Legacy students, who have grown up steeped in the tradition of their parents’ school, will tend to have a deeper knowledge of the institution than their non-legacy peers, and will be more familiar with the nuances of the application process. This advantage is generally reflected in the quality of their applications, as Harvard president Lawrence Bacow noted in 2018: “It's a self-selected pool, which, as a group, by almost any metric, looks very, very good relative to the broader applicant pool.” So why should legacy students have their applications “double-privileged,” so to speak? These students have parents who are well-educated (if the university did its job) and who have ostensibly raised them to love learning and strive for great achievement. Why, then, should they be deprived of the privilege of achieving college admission on their own merits? It may well be conservative for a student to follow in her parents’ footsteps, or for parents to instill in their children a love for their alma mater. But these tendencies are in the domain of the family, and the university should not burden itself by intervening in family business.
A complaint often levied against the practice of legacy admissions is that it is anti-meritocratic. This sounds very scary. Surely, we want students to be accepted on the basis of their merit—we find it extremely distasteful when complicating factors, like secret bribes, interfere with the proper execution of the selection process. But why should we strive for meritocracy in college admissions?
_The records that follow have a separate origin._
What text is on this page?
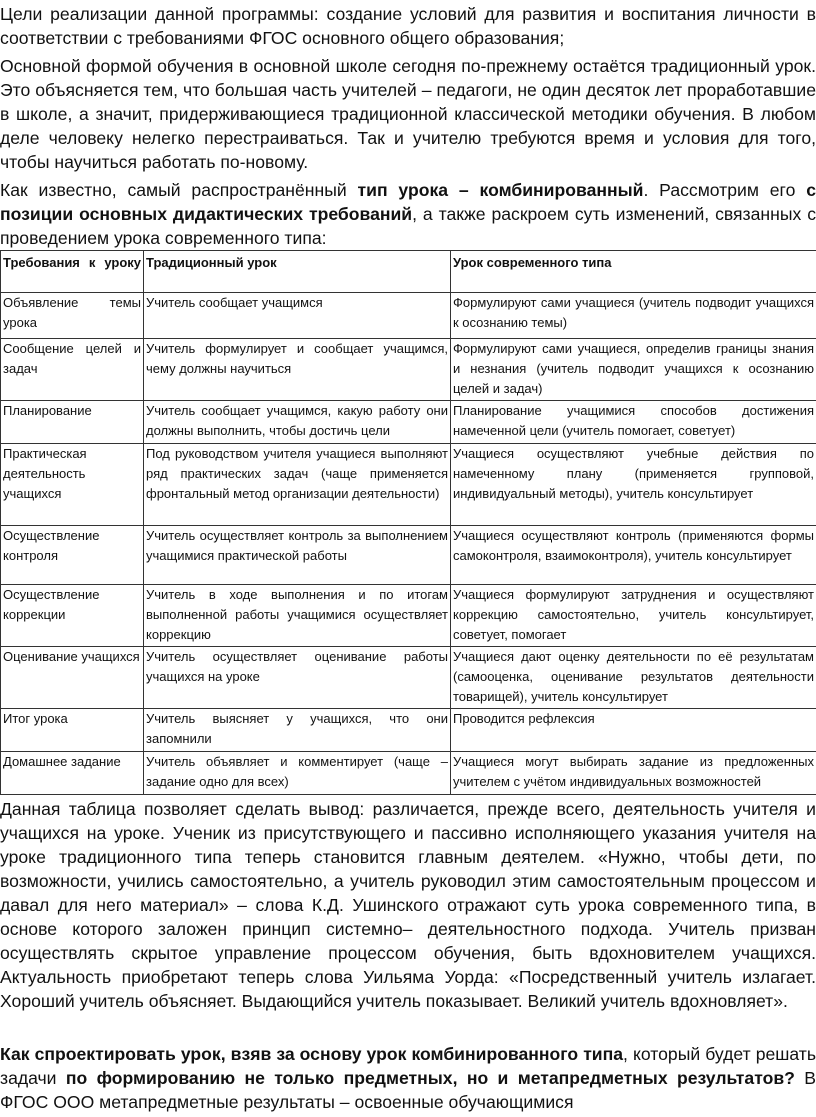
Цели реализации данной программы: создание условий для развития и воспитания личности в соответствии с требованиями ФГОС основного общего образования;

Основной формой обучения в основной школе сегодня по-прежнему остаётся традиционный урок. Это объясняется тем, что большая часть учителей – педагоги, не один десяток лет проработавшие в школе, а значит, придерживающиеся традиционной классической методики обучения. В любом деле человеку нелегко перестраиваться. Так и учителю требуются время и условия для того, чтобы научиться работать по-новому.

Как известно, самый распространённый тип урока – комбинированный. Рассмотрим его с позиции основных дидактических требований, а также раскроем суть изменений, связанных с проведением урока современного типа:

Требования к уроку	Традиционный урок	Урок современного типа
Объявление темы урока	Учитель сообщает учащимся	Формулируют сами учащиеся (учитель подводит учащихся к осознанию темы)
Сообщение целей и задач	Учитель формулирует и сообщает учащимся, чему должны научиться	Формулируют сами учащиеся, определив границы знания и незнания (учитель подводит учащихся к осознанию целей и задач)
Планирование	Учитель сообщает учащимся, какую работу они должны выполнить, чтобы достичь цели	Планирование учащимися способов достижения намеченной цели (учитель помогает, советует)
Практическая деятельность учащихся	Под руководством учителя учащиеся выполняют ряд практических задач (чаще применяется фронтальный метод организации деятельности)	Учащиеся осуществляют учебные действия по намеченному плану (применяется групповой, индивидуальный методы), учитель консультирует
Осуществление контроля	Учитель осуществляет контроль за выполнением учащимися практической работы	Учащиеся осуществляют контроль (применяются формы самоконтроля, взаимоконтроля), учитель консультирует
Осуществление коррекции	Учитель в ходе выполнения и по итогам выполненной работы учащимися осуществляет коррекцию	Учащиеся формулируют затруднения и осуществляют коррекцию самостоятельно, учитель консультирует, советует, помогает
Оценивание учащихся	Учитель осуществляет оценивание работы учащихся на уроке	Учащиеся дают оценку деятельности по её результатам (самооценка, оценивание результатов деятельности товарищей), учитель консультирует
Итог урока	Учитель выясняет у учащихся, что они запомнили	Проводится рефлексия
Домашнее задание	Учитель объявляет и комментирует (чаще – задание одно для всех)	Учащиеся могут выбирать задание из предложенных учителем с учётом индивидуальных возможностей

Данная таблица позволяет сделать вывод: различается, прежде всего, деятельность учителя и учащихся на уроке. Ученик из присутствующего и пассивно исполняющего указания учителя на уроке традиционного типа теперь становится главным деятелем. «Нужно, чтобы дети, по возможности, учились самостоятельно, а учитель руководил этим самостоятельным процессом и давал для него материал» – слова К.Д. Ушинского отражают суть урока современного типа, в основе которого заложен принцип системно– деятельностного подхода. Учитель призван осуществлять скрытое управление процессом обучения, быть вдохновителем учащихся. Актуальность приобретают теперь слова Уильяма Уорда: «Посредственный учитель излагает. Хороший учитель объясняет. Выдающийся учитель показывает. Великий учитель вдохновляет».

Как спроектировать урок, взяв за основу урок комбинированного типа, который будет решать задачи по формированию не только предметных, но и метапредметных результатов? В ФГОС ООО метапредметные результаты – освоенные обучающимися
In practice, “merit” escapes objective standards, and its definition will always be untethered to any principles except the whims of the directors of the process. Whatever the flaws of the legacy standard, with its aristocratic tendencies, is it really better than sham meritocracy?
Another benefit of legacy admissions is that it fosters a sense of community—and not just community as an accident of geography and academic interest, but community through the generations, bonds between the living and the dead. This is exactly the type of community that conservatives claim is fundamental to a properly ordered society.
If we reject legacy preference in college admissions, which is based on accident of birth, must we also reconsider admission preference based on race, family income, or any factor besides “merit,” however defined? Is there a substantive difference between the preference given based on legacy status and that given based on race, class, sex, or other non-academic factors? Can we reasonably abandon legacy preference without proceeding into “pure meritocracy?” Finally, when we speak of reforming a college admissions practice, who holds the sword? Should this decision fall under the domain of private institutions, or does the state have authority to compel or forbid certain types of admissions practices?
Ultimately, we must decide whether the practice of legacy admissions aligns with the spirit of the university. Should we embrace its aristocratic tendencies? Or must we reject its discriminatory wiles?